The Draghi gas has been let out of the euro's bag. Euro dropped again today, down 0.46% to $1.2305. Tomorrow will probably drop below the 20 day moving average, which it touched today at $1.2264 Sorry, sorry.

Yen stumbled 0.17% to 127.27 cents (Y78.57). Rolling over earthward.

STOCKS were a mite bewildered today. Dow fell 10.45 to 13,165.19 while along with other indices the S&P 500 rose 0.58 to 1,402.80. Highest the S&P500 can reach is about 1,420, Dow about 13,300. Then the torture will begin.

I always thought there must be something in the world dumber than a US presidential race. I was wrong. The Republican, What's-His-Name, lambasts welfare cheats and accuses Obama and the Democrats of abetting them. Look at the numbers: this is an emotional red herring, as you can roll up all the welfare in a ball and throw in social security and it amounts to less than peanuts in the Federal Budget. Big money goes to war spending and medical care, and they won't touch war spending any closer than Superman will touch kryptonite.

I saw a Reuters report today that was got everything completely so wrong that it wasn't worth the trouble to unravel. It said we are getting close to game over for gold. What makes all these otherwise intelligent people such goofs when the topic turns to gold or silver? They have no clue what drives them. None. Not a bit, and even when they cite an excrescence of the driver -- in this case, the Fed's inflationary QE1 and QE2 -- they can't fit that into the bigger picture. Dopey as it sounds, they believe the Fed's propaganda that these inflationary waves help the economy or are limited to these two incidents. In other words, they don't grasp that the Fed's job is to INFLATE, and it can do no other, and that the entire jury-rigged financial and monetary and government spending system must inflate or die, and that inflation alone drives silver and gold.

Argentum et aurum comparenda sunt -- -- Gold and silver must be bought.

- Franklin Sanders, The Moneychanger

© 2011, The Moneychanger.
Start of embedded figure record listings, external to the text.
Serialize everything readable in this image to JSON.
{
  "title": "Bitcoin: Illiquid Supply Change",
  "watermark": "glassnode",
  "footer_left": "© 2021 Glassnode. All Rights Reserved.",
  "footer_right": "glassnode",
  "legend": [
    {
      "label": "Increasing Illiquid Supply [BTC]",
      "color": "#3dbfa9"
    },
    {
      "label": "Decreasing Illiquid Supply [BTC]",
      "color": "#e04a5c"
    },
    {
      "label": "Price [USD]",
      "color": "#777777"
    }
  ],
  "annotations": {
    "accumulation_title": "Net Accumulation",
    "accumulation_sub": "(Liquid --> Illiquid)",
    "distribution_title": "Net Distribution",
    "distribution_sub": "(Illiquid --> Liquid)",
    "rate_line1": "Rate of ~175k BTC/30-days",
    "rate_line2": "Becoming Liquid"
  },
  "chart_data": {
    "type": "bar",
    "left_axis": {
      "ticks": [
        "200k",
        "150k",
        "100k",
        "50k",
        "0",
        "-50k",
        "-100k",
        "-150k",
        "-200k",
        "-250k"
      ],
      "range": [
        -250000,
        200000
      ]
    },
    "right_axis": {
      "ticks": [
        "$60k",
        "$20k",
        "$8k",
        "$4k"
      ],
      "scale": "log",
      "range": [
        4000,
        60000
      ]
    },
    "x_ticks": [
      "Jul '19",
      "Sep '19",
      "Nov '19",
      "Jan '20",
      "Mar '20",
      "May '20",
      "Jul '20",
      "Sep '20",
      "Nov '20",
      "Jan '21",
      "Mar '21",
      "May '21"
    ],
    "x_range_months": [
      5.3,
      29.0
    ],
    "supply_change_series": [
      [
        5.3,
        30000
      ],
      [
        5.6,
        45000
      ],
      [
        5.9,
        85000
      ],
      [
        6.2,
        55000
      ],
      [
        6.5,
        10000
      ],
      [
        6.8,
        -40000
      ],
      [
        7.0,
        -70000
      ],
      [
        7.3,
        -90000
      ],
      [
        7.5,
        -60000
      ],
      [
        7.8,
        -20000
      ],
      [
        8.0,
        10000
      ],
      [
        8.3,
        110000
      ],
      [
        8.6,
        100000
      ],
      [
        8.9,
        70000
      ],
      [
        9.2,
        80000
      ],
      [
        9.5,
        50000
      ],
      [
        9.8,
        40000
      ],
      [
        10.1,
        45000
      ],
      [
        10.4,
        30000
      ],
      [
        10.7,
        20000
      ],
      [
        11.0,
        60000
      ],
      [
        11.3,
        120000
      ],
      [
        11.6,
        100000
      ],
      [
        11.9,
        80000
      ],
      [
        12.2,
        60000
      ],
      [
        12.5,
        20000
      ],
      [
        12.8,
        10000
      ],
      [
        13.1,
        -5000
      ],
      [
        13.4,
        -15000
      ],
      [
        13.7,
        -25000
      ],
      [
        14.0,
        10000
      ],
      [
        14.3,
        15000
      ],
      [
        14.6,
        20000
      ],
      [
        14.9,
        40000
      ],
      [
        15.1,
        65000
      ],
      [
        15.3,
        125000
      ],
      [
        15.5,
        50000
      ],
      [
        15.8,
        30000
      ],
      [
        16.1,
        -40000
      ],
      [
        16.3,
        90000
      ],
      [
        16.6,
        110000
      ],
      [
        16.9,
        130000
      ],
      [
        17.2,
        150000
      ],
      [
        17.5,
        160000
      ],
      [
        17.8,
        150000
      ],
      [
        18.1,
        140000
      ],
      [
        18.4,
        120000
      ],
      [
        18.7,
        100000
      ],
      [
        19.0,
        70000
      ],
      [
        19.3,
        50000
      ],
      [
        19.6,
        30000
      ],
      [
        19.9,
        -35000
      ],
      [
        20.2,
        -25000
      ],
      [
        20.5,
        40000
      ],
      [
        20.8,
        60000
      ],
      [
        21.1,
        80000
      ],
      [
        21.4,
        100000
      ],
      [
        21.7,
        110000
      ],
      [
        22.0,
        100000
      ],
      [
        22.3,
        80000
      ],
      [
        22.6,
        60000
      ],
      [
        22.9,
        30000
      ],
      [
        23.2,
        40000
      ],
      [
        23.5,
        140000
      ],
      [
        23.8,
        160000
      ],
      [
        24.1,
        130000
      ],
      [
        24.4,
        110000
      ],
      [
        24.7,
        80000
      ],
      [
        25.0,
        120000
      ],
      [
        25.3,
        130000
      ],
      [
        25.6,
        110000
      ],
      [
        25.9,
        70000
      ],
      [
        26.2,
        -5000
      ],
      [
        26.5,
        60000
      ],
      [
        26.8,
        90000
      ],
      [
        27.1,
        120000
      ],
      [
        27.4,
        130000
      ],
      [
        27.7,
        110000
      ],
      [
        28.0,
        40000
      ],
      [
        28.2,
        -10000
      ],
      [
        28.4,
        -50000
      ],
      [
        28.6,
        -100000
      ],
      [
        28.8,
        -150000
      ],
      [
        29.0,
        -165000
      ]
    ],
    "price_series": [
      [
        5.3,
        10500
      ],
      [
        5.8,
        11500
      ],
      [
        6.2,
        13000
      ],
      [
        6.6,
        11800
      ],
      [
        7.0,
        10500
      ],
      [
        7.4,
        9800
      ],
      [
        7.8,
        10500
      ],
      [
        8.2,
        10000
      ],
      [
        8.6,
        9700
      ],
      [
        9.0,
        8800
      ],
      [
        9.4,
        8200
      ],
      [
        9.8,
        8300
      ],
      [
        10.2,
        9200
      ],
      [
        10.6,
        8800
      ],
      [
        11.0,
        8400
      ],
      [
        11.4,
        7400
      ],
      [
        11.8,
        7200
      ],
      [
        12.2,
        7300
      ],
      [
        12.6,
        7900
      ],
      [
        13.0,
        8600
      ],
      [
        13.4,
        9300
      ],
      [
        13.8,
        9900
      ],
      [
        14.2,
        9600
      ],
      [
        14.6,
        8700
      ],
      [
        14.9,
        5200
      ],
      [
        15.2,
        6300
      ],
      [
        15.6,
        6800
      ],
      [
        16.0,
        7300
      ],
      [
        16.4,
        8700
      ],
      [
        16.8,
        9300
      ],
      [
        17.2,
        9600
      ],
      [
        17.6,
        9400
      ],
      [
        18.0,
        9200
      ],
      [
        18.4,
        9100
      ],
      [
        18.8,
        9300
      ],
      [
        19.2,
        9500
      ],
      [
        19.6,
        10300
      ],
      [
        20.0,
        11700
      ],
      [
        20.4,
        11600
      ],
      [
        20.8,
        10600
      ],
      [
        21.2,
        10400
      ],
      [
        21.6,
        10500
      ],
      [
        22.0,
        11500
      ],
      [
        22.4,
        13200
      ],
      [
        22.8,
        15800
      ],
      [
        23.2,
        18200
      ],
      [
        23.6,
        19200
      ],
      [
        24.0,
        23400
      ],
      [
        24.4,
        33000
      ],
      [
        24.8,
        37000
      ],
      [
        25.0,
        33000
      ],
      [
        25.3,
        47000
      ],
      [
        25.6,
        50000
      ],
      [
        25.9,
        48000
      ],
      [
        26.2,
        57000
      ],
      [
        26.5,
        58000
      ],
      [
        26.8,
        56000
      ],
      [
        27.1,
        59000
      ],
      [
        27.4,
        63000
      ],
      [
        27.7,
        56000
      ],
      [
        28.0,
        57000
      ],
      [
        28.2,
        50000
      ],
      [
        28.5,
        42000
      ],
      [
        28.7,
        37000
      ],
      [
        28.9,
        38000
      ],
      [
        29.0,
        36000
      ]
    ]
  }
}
May not be republished in any form, including electronically, without our express permission.

To avoid confusion, please remember that the comments above have a very short time horizon. Always invest with the primary trend. Gold's primary trend is up, targeting at least $3,130.00; silver's primary is up targeting 16:1 gold/silver ratio or $195.66; stocks' primary trend is down, targeting Dow under 2,900 and worth only one ounce of gold; US$ or US$-denominated assets, primary trend down; real estate in a bubble, primary trend way down. Whenever I write "Stay out of stocks" readers inevitably ask, "Do you mean precious metals mining stocks, too?" No, I don't.

Be advised and warned: Do NOT use these commentaries to trade futures contracts. I don't intend them for that or write them with that outlook. I write them for long-term investors in physical metals. Take them as entertainment, but not as a timing service for futures.